FDA warns against deadly TikTok trend 'NyQuil Chicken Challenge'
“Put simply: Someone could take a dangerously high amount of the cough and cold medicine without even realizing it”
September 21, 2022 8:57am
Updated: September 21, 2022 1:33pm
The U.S. Food and Drug Administration is warning social media users against the challenge that involves cooking chicken with NyQuil.
As part of the viral trend “NyQuil Chicken Challenge,” social media users are covering their chicken with the over-the-counter liquid medication that is used to treat the flu, colds, and allergies.
FDA issued warning of TikTok challenge that encourages people to cook chicken in NyQuil pic.twitter.com/ahTtA8ETsm— DomisLive NEWS (@domislivenews) September 20, 2022
The FDA explained in a statement that the challenge could have potentially deadly outcomes, not only from eating the meal but from the cooking process itself.
“Boiling a medication can make it much more concentrated and change its properties in other ways,” the FDA explained in a warning. If the medication’s vapors are inhaled while cooking, a large quantity of drugs can enter an individual’s body, the agency added.
“It could also hurt your lungs,” the warning continued. “Put simply: Someone could take a dangerously high amount of the cough and cold medicine without even realizing it.”
Overdosing on NyQuil can cause seizures, dizziness, liver problems, and breathing problems, among other symptoms.
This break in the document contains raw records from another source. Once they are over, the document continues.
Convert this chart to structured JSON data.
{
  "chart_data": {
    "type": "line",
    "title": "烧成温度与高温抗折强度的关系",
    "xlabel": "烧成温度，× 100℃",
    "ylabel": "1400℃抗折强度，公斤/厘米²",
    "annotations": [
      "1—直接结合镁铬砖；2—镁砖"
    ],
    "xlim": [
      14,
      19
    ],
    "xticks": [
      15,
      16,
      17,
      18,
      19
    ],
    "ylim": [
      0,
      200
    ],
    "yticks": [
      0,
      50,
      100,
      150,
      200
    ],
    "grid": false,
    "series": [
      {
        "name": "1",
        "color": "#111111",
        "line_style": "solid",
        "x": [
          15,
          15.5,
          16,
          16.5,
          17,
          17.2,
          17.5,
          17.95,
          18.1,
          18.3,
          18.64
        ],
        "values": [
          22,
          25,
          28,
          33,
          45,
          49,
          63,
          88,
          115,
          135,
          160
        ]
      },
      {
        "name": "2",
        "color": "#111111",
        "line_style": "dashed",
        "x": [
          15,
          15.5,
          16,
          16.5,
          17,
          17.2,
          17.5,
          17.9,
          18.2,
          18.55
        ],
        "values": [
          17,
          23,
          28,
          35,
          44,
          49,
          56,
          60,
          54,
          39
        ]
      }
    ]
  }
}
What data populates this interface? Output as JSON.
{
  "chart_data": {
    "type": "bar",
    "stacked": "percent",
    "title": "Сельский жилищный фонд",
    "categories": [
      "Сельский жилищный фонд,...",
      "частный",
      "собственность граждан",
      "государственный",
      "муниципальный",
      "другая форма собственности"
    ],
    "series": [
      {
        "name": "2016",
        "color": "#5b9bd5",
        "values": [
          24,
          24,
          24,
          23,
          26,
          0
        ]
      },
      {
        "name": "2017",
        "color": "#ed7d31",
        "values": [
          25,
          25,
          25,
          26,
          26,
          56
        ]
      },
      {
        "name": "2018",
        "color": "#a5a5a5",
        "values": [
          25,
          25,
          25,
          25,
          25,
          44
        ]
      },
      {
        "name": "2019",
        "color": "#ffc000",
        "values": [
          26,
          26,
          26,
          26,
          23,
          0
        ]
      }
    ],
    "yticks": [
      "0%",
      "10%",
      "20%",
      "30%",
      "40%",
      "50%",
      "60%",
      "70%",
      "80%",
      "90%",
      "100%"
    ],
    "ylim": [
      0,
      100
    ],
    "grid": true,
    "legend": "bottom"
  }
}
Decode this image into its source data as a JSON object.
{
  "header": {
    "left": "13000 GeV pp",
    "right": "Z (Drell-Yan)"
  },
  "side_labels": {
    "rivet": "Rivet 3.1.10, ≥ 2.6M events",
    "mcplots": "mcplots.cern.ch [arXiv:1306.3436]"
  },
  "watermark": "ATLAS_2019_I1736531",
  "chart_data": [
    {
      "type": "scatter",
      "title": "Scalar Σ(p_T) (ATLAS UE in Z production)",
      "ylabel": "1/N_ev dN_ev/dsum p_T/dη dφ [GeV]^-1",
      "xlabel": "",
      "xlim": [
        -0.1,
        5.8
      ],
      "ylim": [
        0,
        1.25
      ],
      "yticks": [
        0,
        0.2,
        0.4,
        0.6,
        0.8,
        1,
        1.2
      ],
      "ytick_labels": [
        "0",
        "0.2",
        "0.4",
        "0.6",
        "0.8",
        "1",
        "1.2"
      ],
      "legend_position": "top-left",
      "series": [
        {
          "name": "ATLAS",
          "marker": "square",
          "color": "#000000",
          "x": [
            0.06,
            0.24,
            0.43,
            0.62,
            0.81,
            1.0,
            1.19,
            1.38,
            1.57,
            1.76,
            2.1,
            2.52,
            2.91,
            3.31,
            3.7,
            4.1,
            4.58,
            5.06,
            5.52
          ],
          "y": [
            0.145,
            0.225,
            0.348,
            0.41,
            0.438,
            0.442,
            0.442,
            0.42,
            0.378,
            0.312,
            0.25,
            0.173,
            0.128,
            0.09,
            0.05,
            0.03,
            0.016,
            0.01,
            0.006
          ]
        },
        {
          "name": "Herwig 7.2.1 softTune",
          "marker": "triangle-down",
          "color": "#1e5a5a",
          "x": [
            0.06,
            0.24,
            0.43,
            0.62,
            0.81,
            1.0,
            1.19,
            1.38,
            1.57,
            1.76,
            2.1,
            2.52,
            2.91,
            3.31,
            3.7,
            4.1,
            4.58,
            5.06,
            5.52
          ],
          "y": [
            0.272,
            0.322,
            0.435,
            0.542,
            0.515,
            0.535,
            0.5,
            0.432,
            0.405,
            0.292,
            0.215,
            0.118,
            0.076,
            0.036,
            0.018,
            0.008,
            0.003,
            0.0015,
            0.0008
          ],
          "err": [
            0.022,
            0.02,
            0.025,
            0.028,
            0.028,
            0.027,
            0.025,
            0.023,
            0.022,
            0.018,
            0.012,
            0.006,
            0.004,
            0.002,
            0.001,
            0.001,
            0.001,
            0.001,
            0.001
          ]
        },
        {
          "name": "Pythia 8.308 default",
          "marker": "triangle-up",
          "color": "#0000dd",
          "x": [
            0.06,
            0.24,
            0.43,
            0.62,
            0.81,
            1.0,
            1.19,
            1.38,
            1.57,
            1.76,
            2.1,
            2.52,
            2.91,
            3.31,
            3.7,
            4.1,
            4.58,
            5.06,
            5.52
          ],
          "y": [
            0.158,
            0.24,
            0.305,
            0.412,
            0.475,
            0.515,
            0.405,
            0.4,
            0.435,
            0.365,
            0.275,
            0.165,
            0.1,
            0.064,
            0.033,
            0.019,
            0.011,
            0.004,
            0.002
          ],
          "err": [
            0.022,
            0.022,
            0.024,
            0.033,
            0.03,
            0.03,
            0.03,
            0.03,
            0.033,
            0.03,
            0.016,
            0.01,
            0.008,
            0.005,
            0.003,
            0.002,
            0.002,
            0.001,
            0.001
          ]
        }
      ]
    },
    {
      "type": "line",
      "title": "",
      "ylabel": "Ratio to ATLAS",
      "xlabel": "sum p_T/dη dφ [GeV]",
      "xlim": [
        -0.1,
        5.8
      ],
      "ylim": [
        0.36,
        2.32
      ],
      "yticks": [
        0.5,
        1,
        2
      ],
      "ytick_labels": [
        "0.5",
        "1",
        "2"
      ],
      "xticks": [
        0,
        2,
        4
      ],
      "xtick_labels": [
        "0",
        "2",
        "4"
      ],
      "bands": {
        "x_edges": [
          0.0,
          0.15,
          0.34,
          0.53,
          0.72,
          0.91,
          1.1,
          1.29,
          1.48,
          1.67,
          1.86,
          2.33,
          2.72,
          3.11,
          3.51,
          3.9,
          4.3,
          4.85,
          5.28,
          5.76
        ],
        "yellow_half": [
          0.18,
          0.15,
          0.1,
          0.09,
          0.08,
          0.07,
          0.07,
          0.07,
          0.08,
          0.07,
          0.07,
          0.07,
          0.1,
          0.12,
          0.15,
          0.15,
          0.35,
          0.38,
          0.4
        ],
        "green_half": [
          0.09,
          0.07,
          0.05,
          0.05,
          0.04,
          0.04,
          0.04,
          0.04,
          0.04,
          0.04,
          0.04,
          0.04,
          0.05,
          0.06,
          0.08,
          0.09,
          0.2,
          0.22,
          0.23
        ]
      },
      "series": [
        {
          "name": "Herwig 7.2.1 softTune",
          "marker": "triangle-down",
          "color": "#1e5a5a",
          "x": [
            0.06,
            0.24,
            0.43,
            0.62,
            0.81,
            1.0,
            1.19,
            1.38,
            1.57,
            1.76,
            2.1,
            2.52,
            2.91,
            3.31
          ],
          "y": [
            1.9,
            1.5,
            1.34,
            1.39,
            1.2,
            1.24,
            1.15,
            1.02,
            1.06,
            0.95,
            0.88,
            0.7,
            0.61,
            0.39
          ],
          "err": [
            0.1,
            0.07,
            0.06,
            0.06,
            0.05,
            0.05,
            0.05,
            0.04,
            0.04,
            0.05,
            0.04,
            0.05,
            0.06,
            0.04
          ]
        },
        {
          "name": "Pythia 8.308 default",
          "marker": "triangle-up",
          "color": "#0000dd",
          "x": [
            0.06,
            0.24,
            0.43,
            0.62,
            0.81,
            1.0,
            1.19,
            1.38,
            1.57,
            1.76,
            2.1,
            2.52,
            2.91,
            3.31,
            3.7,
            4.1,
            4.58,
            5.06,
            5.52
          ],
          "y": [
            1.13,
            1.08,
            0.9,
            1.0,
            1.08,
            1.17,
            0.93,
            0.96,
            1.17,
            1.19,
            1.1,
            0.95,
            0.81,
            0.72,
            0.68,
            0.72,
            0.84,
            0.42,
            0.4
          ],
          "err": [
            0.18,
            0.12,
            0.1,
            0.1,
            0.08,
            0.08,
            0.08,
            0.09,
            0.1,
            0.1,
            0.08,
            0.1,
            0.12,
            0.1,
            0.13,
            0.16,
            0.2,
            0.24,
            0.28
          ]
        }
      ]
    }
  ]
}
“If you ate one of those cutlets completely cooked, it’d be as if you’re actually consuming a quarter to half a bottle of NyQuil,” Dr. Aaron Hartmen, a physician and assistant clinical professor of family medicine at Virginia Commonwealth University, told MIC.com.
“When you cook cough medicine like NyQuil, you boil off the water and alcohol in it, leaving the chicken saturated with a super-concentrated amount of drugs in the meat,” he added.
Similar to other viral challenges, the “NyQuil Chicken Challenge” relies on “peer pressure” with “online video clips of people misusing nonprescription medications and encouraging viewers to do so too,” according to the FDA.